As Paul Harvey used to say, “Here is the rest of the story.” Labor force participation fell in September and the U-3 unemployment rate fell slightly to 3.5%.
But labor force dropouts increased leading U-3 unemployment to decline. The number of people NOT in the labor force grew to nearly 100 million. Nothing has been the same since Covid.
So what will The Fed do? According to Fed Funds Futures data (WIRP), The Fed will keep raising rates until March ’23 then slowly start lowering interest rates again.
And with that “positive” jobs report, The Dow is down almost -500 points and the NASDAQ is down over -3%.
And with Fed tightening, we are seeing a collapse in M2 money supply.
Bloomberg’s market pulse gauge is signalling panic.
The Bloomberg market pulse index quantifies sentiment using 6 factors — price breadth, pairwise correlation, low vol performance, defensive vs. cyclical sector performance, high vs. low leverage performance and high yield spreads.

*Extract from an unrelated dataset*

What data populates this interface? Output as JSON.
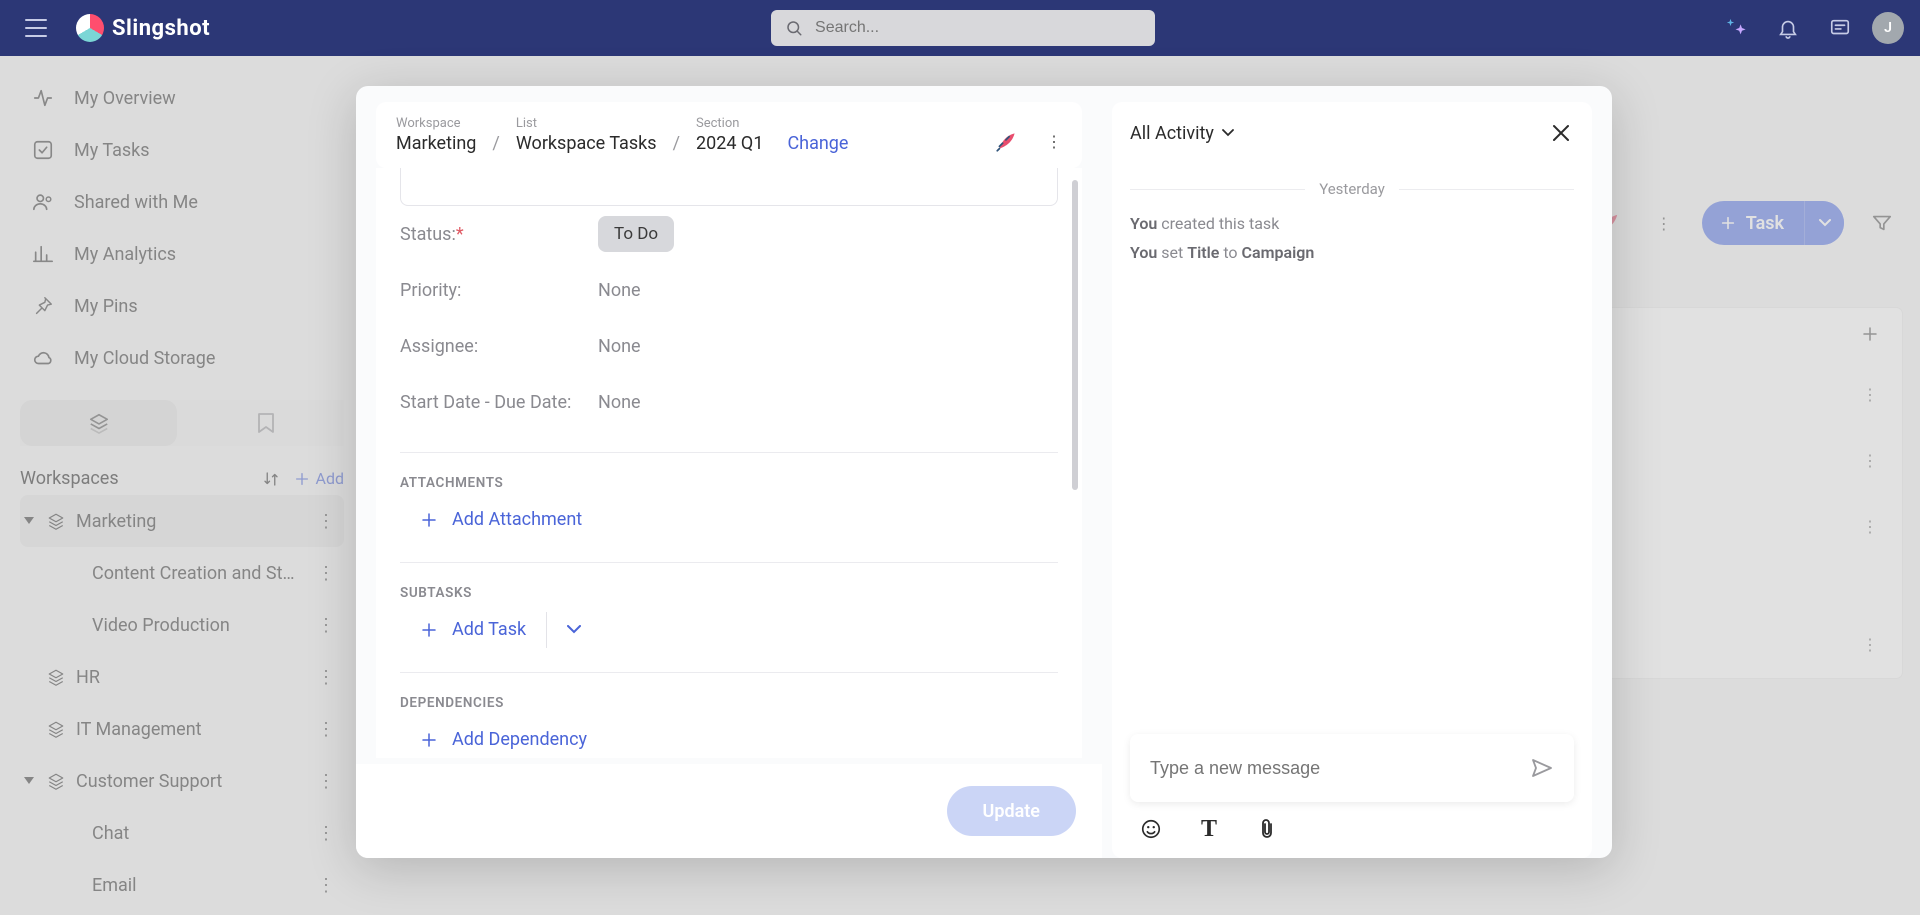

What do we have? Regular gasoline prices are UP 61.4% under Biden, the strategic petroleum reserve is DOWN -35% before Biden’s latest release of another 10 million barrels. Foodstuffs are UP 50% under Clueless Joe, and heating oil futures are UP 130% under dementia Joe.
And thanks to free-spending Joe, Nancy and Chuckie, US public debt is at $31.1 TRILLION. That is ANOTHER 12% in national debt under the 4 Horsemen of the Economic Apocalypse.
For an additional 12% in national debt (to be paid by our children and grandchildren), we have crippling inflation.